The world of AI is, of course, front and center: with AI Everywhere with the Best CPUs for AI being pushed by Intel. We are to expect a "huge" performance boost across Inference and Training AI workloads, Intel Advanced Matrix Extensions (AMX) for built-in AI acceleration, and out-of-the-box deployment with Optimized SW stacks. Intel has AI covered with Emeralds Rapids.
Sounds good, right?
Well, the elephant in the room would have to be the fact that AMD has its just-announced Ryzen Threadripper and Ryzen Threadripper PRO 7000 series CPUs... as well as the core-busting EPYC processors, AMD has more cores, more threads, more clocks, and they're gaining momentum in the server, data center, and AI worlds.

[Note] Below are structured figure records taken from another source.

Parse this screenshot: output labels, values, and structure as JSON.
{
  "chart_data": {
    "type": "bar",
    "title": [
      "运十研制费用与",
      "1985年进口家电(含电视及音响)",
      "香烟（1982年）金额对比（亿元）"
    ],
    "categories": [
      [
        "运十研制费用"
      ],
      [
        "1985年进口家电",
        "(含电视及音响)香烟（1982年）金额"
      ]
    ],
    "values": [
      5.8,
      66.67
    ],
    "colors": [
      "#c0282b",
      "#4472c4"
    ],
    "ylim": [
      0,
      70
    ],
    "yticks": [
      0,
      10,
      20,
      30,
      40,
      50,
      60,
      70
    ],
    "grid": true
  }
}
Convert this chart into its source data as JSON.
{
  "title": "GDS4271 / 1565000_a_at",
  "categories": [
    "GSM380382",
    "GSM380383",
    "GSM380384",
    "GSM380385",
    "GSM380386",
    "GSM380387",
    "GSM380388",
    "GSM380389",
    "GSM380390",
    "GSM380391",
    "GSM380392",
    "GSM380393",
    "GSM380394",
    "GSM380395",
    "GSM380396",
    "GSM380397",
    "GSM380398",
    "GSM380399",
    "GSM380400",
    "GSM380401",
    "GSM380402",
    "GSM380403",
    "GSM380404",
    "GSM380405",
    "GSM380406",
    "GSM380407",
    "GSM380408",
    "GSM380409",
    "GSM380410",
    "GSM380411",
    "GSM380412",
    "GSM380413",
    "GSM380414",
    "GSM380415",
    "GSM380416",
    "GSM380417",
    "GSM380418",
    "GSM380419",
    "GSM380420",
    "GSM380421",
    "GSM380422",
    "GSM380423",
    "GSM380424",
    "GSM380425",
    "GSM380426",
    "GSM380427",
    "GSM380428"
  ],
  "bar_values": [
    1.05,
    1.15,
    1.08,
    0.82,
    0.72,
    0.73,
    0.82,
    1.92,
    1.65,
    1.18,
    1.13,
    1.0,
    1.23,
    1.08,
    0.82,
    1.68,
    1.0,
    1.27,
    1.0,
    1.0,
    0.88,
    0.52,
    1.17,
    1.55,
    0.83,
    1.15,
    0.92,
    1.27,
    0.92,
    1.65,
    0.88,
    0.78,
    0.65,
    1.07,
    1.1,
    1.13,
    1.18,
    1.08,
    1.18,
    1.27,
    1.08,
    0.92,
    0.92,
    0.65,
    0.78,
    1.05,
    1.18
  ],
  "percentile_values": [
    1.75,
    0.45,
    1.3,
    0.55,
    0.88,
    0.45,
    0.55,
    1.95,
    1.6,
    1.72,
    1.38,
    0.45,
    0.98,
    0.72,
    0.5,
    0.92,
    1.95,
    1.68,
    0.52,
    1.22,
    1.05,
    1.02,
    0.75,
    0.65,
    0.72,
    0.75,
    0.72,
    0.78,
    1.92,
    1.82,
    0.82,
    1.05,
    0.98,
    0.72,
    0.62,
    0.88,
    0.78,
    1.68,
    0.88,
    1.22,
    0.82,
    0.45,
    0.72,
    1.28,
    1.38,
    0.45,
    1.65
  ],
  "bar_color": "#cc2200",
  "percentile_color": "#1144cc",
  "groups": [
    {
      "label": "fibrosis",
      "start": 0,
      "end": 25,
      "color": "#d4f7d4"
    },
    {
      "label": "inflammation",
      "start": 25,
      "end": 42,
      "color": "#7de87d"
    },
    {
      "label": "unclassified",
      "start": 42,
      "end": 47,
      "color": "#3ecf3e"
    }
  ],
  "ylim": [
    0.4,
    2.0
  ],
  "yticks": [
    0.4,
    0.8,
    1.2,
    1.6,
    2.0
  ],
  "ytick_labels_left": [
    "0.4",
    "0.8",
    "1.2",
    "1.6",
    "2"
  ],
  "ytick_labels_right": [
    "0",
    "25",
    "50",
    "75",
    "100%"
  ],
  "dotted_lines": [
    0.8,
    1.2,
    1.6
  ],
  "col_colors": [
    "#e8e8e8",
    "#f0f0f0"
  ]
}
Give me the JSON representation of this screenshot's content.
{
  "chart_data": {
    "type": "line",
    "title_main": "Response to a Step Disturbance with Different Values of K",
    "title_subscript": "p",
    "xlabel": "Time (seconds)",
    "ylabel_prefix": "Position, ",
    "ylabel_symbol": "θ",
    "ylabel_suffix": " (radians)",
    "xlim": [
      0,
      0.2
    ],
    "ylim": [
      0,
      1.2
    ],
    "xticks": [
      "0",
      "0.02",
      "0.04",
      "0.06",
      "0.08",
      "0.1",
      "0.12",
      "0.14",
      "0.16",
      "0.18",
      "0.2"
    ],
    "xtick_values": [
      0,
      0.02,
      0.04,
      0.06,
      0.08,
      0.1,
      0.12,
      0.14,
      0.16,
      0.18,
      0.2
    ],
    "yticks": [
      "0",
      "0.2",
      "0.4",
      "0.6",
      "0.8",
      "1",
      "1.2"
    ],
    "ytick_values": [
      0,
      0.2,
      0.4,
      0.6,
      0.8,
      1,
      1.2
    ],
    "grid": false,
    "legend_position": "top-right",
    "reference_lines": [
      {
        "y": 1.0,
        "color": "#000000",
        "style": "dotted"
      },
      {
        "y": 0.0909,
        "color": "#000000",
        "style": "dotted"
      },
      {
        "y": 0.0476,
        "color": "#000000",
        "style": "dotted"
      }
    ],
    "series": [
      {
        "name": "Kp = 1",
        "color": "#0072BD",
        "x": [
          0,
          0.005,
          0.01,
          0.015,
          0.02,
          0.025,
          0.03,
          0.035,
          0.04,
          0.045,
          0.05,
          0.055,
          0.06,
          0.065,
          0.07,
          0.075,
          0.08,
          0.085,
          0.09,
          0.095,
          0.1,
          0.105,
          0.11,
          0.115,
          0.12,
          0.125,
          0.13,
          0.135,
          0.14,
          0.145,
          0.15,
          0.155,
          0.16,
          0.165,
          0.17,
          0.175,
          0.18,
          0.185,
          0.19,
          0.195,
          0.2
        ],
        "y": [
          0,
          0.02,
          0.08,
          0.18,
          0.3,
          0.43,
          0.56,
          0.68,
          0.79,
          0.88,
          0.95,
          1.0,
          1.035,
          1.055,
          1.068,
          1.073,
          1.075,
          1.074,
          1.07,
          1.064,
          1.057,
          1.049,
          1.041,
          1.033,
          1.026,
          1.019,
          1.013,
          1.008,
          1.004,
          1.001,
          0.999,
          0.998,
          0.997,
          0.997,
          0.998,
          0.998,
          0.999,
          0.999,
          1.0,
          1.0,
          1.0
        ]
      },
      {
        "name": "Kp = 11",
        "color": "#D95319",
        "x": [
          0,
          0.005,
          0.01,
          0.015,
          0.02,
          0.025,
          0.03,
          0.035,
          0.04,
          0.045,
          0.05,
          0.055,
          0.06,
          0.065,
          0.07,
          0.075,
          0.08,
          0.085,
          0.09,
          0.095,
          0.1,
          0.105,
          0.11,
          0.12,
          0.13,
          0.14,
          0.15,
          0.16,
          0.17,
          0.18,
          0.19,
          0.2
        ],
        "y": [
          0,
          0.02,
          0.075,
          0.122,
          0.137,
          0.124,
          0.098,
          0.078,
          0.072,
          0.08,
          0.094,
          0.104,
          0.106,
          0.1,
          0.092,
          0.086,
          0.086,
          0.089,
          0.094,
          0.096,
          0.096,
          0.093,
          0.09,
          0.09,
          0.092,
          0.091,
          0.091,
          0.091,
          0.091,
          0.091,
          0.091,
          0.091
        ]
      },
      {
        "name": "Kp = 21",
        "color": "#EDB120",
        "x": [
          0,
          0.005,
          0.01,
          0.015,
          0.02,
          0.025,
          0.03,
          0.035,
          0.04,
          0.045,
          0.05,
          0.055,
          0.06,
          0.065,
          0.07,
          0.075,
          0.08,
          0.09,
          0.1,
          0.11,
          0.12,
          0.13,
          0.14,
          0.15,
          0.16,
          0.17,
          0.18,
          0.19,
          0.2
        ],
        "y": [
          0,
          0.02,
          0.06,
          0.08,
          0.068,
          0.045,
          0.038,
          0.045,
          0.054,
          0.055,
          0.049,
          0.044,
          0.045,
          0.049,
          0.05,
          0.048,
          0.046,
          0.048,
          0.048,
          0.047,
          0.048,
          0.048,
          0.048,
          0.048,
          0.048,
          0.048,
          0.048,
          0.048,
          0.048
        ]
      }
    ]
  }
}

- Read more: AMD Ryzen Threadripper PRO 7000 WX series CPUs top out at 96 cores, 192 threads Zen 4 for $9999
- Read more: Intel's next-gen Emerald Rapids CPU: 64 cores, 80 PCIe 5.0 lanes, and more
- Read more: AMD EPYC 9684X 'Genoa-X' CPU: 96C/192T, Zen 4 on 5nm, 1.1GB of cache
- Read more: AMD EPYC Bergamo CPUs: Zen 4 + 128 cores, 256 threads on 5nm TSMC
AMD has its flagship Ryzen Threadripper PRO 7995WX processors with 96 cores and 192 threads of Zen 4-powered CPU performance available for HEDT platforms... on your desk. The server, data center, and AI side of things can scale even higher with AMD offering its EPYC family of processors led by the AMD EPYC "Bergamo" CPU that has 128 cores and 256 threads of CPU power. Intel is beat before they've even launched their new Xeon "Emerald Rapids" processors.